A story of gender-change, class-change, chaos and confusion and a novel of humour, wit and distinction. 'Mantrapped' is also the continuing story of Fay Weldon: a woman who has struggled with money, marriage, housing and bringing up babies. Part novel, part memoir and part history of a culture.
Trish had been rich and Trisha had been poor, and she knew it was better to be rich. But now she was to be poor again: not just poor but stripped of her identity. She is to swap sex, and her very soul, with young, handsome, trendy Peter. She passes him too close upon the stairs, and some might think what happens - a first in mankind's history - is an improvement and some might not.
Inadvisable, writes Fay Weldon, in this book - part high concept novel, part memoir, part the recent history of a culture - to cross on the stairs. The old myths might be right. You can lose your soul all too easily. Mantrapped is the continuing story of Fay Weldon, writer, mother, daughter, sister, cook, campaigner, juggler of life, time, work and money. Like Trisha she has been rich, and like Trisha she has been poor: like Trisha she has been well and truly mantrapped, and - unlike Trisha - does not regret it one bit.

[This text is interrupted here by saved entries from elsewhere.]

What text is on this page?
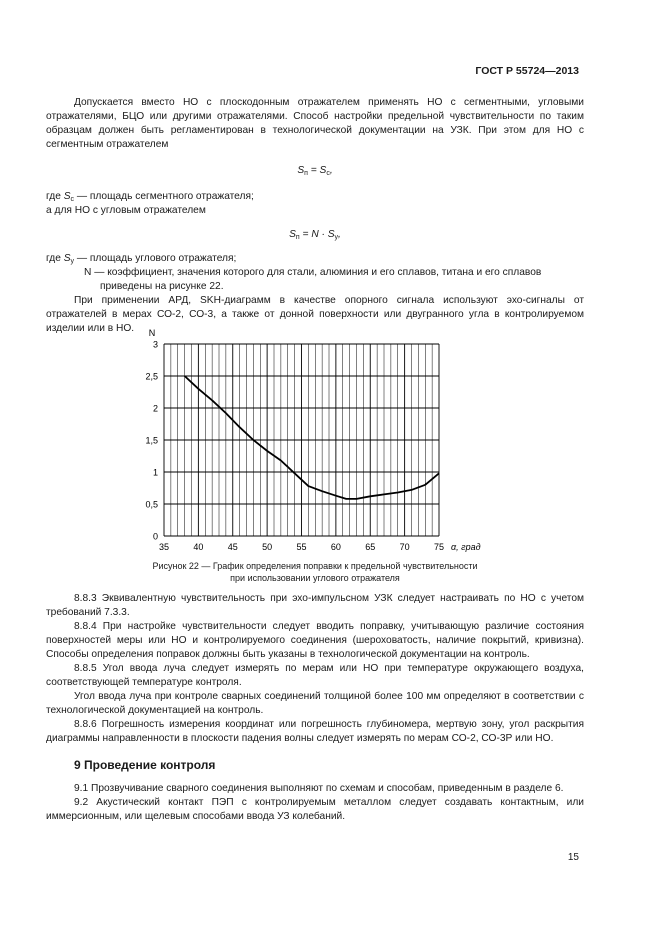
ГОСТ Р 55724—2013

Допускается вместо НО с плоскодонным отражателем применять НО с сегментными, угловыми отражателями, БЦО или другими отражателями. Способ настройки предельной чувствительности по таким образцам должен быть регламентирован в технологической документации на УЗК. При этом для НО с сегментным отражателем

$S_п = S_с$,
где $S_с$ — площадь сегментного отражателя;
а для НО с угловым отражателем
$S_п = N \cdot S_у$,
где $S_у$ — площадь углового отражателя;
N — коэффициент, значения которого для стали, алюминия и его сплавов, титана и его сплавов приведены на рисунке 22.

При применении АРД, SKH-диаграмм в качестве опорного сигнала используют эхо-сигналы от отражателей в мерах СО-2, СО-3, а также от донной поверхности или двугранного угла в контролируемом изделии или в НО.

0
0,5
1
1,5
2
2,5
3
35	40	45	50	55	60	65	70	75
N
α, град
Рисунок 22 — График определения поправки к предельной чувствительности
при использовании углового отражателя

8.8.3 Эквивалентную чувствительность при эхо-импульсном УЗК следует настраивать по НО с учетом требований 7.3.3.

8.8.4 При настройке чувствительности следует вводить поправку, учитывающую различие состояния поверхностей меры или НО и контролируемого соединения (шероховатость, наличие покрытий, кривизна). Способы определения поправок должны быть указаны в технологической документации на контроль.

8.8.5 Угол ввода луча следует измерять по мерам или НО при температуре окружающего воздуха, соответствующей температуре контроля.

Угол ввода луча при контроле сварных соединений толщиной более 100 мм определяют в соответствии с технологической документацией на контроль.

8.8.6 Погрешность измерения координат или погрешность глубиномера, мертвую зону, угол раскрытия диаграммы направленности в плоскости падения волны следует измерять по мерам СО-2, СО-3Р или НО.

9 Проведение контроля

9.1 Прозвучивание сварного соединения выполняют по схемам и способам, приведенным в разделе 6.

9.2 Акустический контакт ПЭП с контролируемым металлом следует создавать контактным, или иммерсионным, или щелевым способами ввода УЗ колебаний.

15
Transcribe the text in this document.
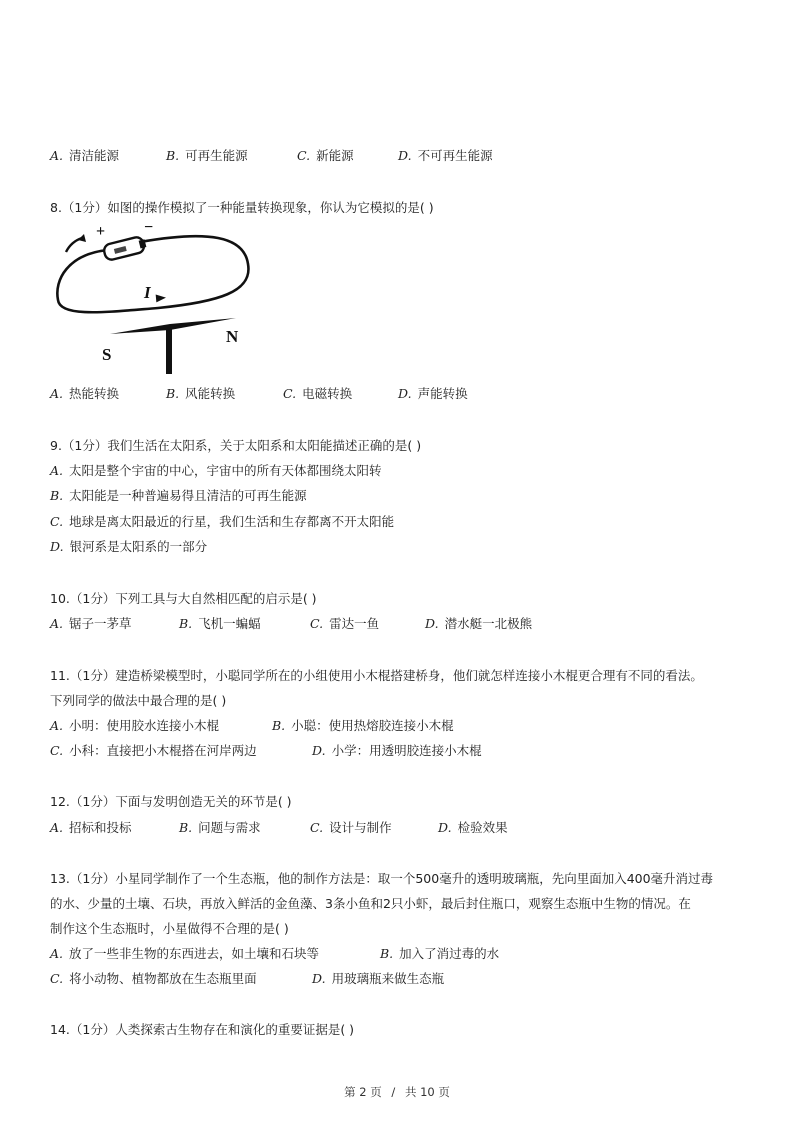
A. 清洁能源	B. 可再生能源	C. 新能源	D. 不可再生能源
8.（1分）如图的操作模拟了一种能量转换现象，你认为它模拟的是( )
+ −
I
S
N
A. 热能转换	B. 风能转换	C. 电磁转换	D. 声能转换
9.（1分）我们生活在太阳系，关于太阳系和太阳能描述正确的是( )
A. 太阳是整个宇宙的中心，宇宙中的所有天体都围绕太阳转
B. 太阳能是一种普遍易得且清洁的可再生能源
C. 地球是离太阳最近的行星，我们生活和生存都离不开太阳能
D. 银河系是太阳系的一部分
10.（1分）下列工具与大自然相匹配的启示是( )
A. 锯子一茅草	B. 飞机一蝙蝠	C. 雷达一鱼	D. 潜水艇一北极熊
11.（1分）建造桥梁模型时，小聪同学所在的小组使用小木棍搭建桥身，他们就怎样连接小木棍更合理有不同的看法。
下列同学的做法中最合理的是( )
A. 小明：使用胶水连接小木棍	B. 小聪：使用热熔胶连接小木棍
C. 小科：直接把小木棍搭在河岸两边	D. 小学：用透明胶连接小木棍
12.（1分）下面与发明创造无关的环节是( )
A. 招标和投标	B. 问题与需求	C. 设计与制作	D. 检验效果
13.（1分）小星同学制作了一个生态瓶，他的制作方法是：取一个500毫升的透明玻璃瓶，先向里面加入400毫升消过毒
的水、少量的土壤、石块，再放入鲜活的金鱼藻、3条小鱼和2只小虾，最后封住瓶口，观察生态瓶中生物的情况。在
制作这个生态瓶时，小星做得不合理的是( )
A. 放了一些非生物的东西进去，如土壤和石块等	B. 加入了消过毒的水
C. 将小动物、植物都放在生态瓶里面	D. 用玻璃瓶来做生态瓶
14.（1分）人类探索古生物存在和演化的重要证据是( )
第 2 页 / 共 10 页
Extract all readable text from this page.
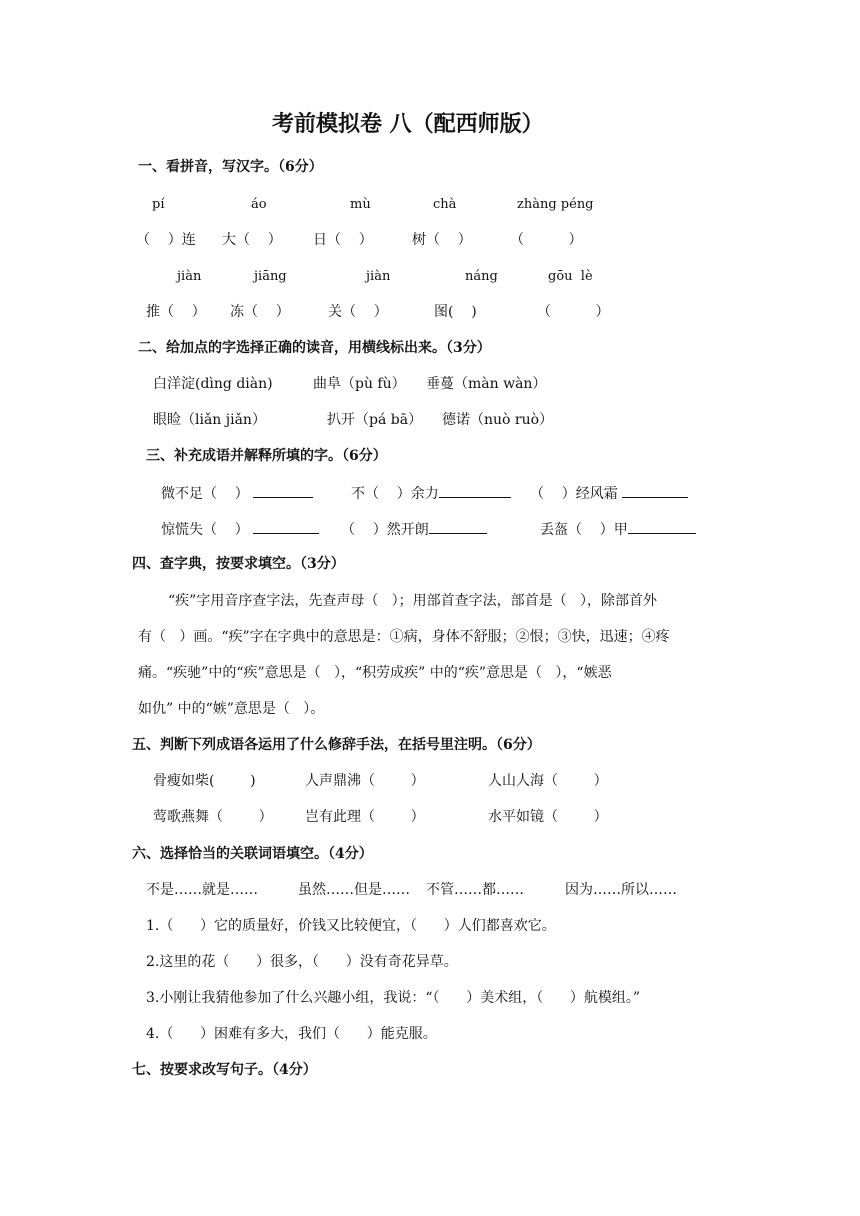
考前模拟卷 八（配西师版）
一、看拼音，写汉字。（6分）
pí	áo	mù	chà	zhàng péng
（    ）连 大（    ） 日（    ）	树（    ）	（          ）
jiàn	jiāng	jiàn	náng	gōu  lè
推（    ） 冻（    ）	关（    ）	图(    )	（          ）
二、给加点的字选择正确的读音，用横线标出来。（3分）
白洋淀(dìng diàn)	曲阜（pù fù） 垂蔓（màn wàn）
眼睑（liǎn jiǎn）	扒开（pá bā） 德诺（nuò ruò）
三、补充成语并解释所填的字。（6分）
微不足（    ）	不（    ）余力	（    ）经风霜
惊慌失（    ）	（    ）然开朗	丢盔（    ）甲
四、查字典，按要求填空。（3分）
“疾”字用音序查字法，先查声母（   ）；用部首查字法，部首是（   ），除部首外
有（   ）画。“疾”字在字典中的意思是：①病，身体不舒服；②恨；③快，迅速；④疼
痛。“疾驰”中的“疾”意思是（   ），“积劳成疾” 中的“疾”意思是（   ），“嫉恶
如仇” 中的“嫉”意思是（   ）。
五、判断下列成语各运用了什么修辞手法，在括号里注明。（6分）
骨瘦如柴(        )	人声鼎沸（        ）	人山人海（        ）
莺歌燕舞（        ） 岂有此理（        ）	水平如镜（        ）
六、选择恰当的关联词语填空。（4分）
不是……就是……	虽然……但是…… 不管……都……	因为……所以……
1.（      ）它的质量好，价钱又比较便宜，（      ）人们都喜欢它。
2.这里的花（      ）很多，（      ）没有奇花异草。
3.小刚让我猜他参加了什么兴趣小组，我说：“（      ）美术组，（      ）航模组。”
4.（      ）困难有多大，我们（      ）能克服。
七、按要求改写句子。（4分）
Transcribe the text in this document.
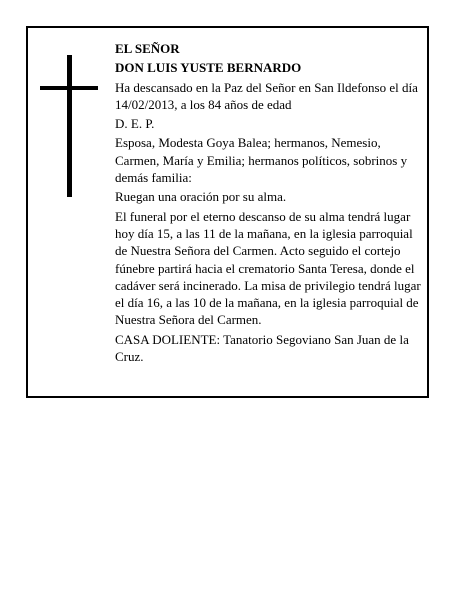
EL SEÑOR

DON LUIS YUSTE BERNARDO

Ha descansado en la Paz del Señor en San Ildefonso el día 14/02/2013, a los 84 años de edad

D. E. P.

Esposa, Modesta Goya Balea; hermanos, Nemesio, Carmen, María y Emilia; hermanos políticos, sobrinos y demás familia:

Ruegan una oración por su alma.

El funeral por el eterno descanso de su alma tendrá lugar hoy día 15, a las 11 de la mañana, en la iglesia parroquial de Nuestra Señora del Carmen. Acto seguido el cortejo fúnebre partirá hacia el crematorio Santa Teresa, donde el cadáver será incinerado. La misa de privilegio tendrá lugar el día 16, a las 10 de la mañana, en la iglesia parroquial de Nuestra Señora del Carmen.

CASA DOLIENTE: Tanatorio Segoviano San Juan de la Cruz.
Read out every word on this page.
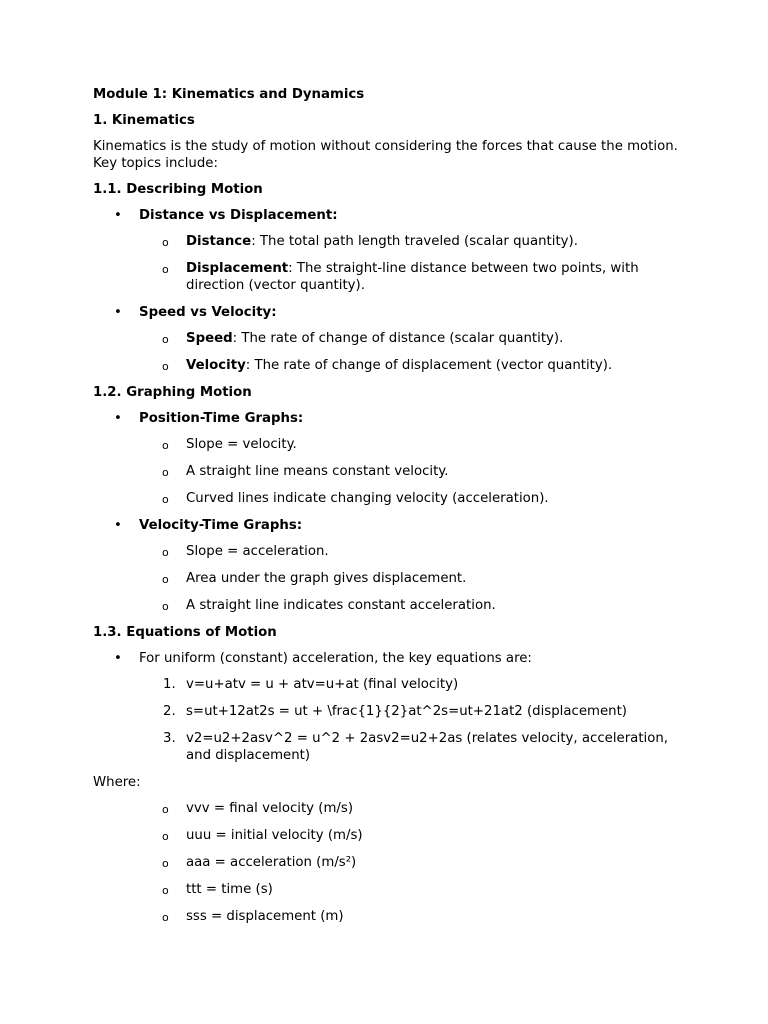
Module 1: Kinematics and Dynamics
1. Kinematics
Kinematics is the study of motion without considering the forces that cause the motion. Key topics include:
1.1. Describing Motion
• Distance vs Displacement:
o Distance: The total path length traveled (scalar quantity).
o Displacement: The straight-line distance between two points, with direction (vector quantity).
• Speed vs Velocity:
o Speed: The rate of change of distance (scalar quantity).
o Velocity: The rate of change of displacement (vector quantity).
1.2. Graphing Motion
• Position-Time Graphs:
o Slope = velocity.
o A straight line means constant velocity.
o Curved lines indicate changing velocity (acceleration).
• Velocity-Time Graphs:
o Slope = acceleration.
o Area under the graph gives displacement.
o A straight line indicates constant acceleration.
1.3. Equations of Motion
• For uniform (constant) acceleration, the key equations are:
1. v=u+atv = u + atv=u+at (final velocity)
2. s=ut+12at2s = ut + \frac{1}{2}at^2s=ut+21at2 (displacement)
3. v2=u2+2asv^2 = u^2 + 2asv2=u2+2as (relates velocity, acceleration, and displacement)
Where:
o vvv = final velocity (m/s)
o uuu = initial velocity (m/s)
o aaa = acceleration (m/s²)
o ttt = time (s)
o sss = displacement (m)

From 1960s London (wild parties, no money) Weldon has lived a life rich in adventure and courage. The things you regret, as she points out, are what you don't do, not what you do.
She argues in this vastly entertaining book that in a world in which the writer can no longer hope to be anonymous, it is devious, and indeed dishonourable, to keep yourself out of your own novels. The reader, hoping for bread, should not be given stones.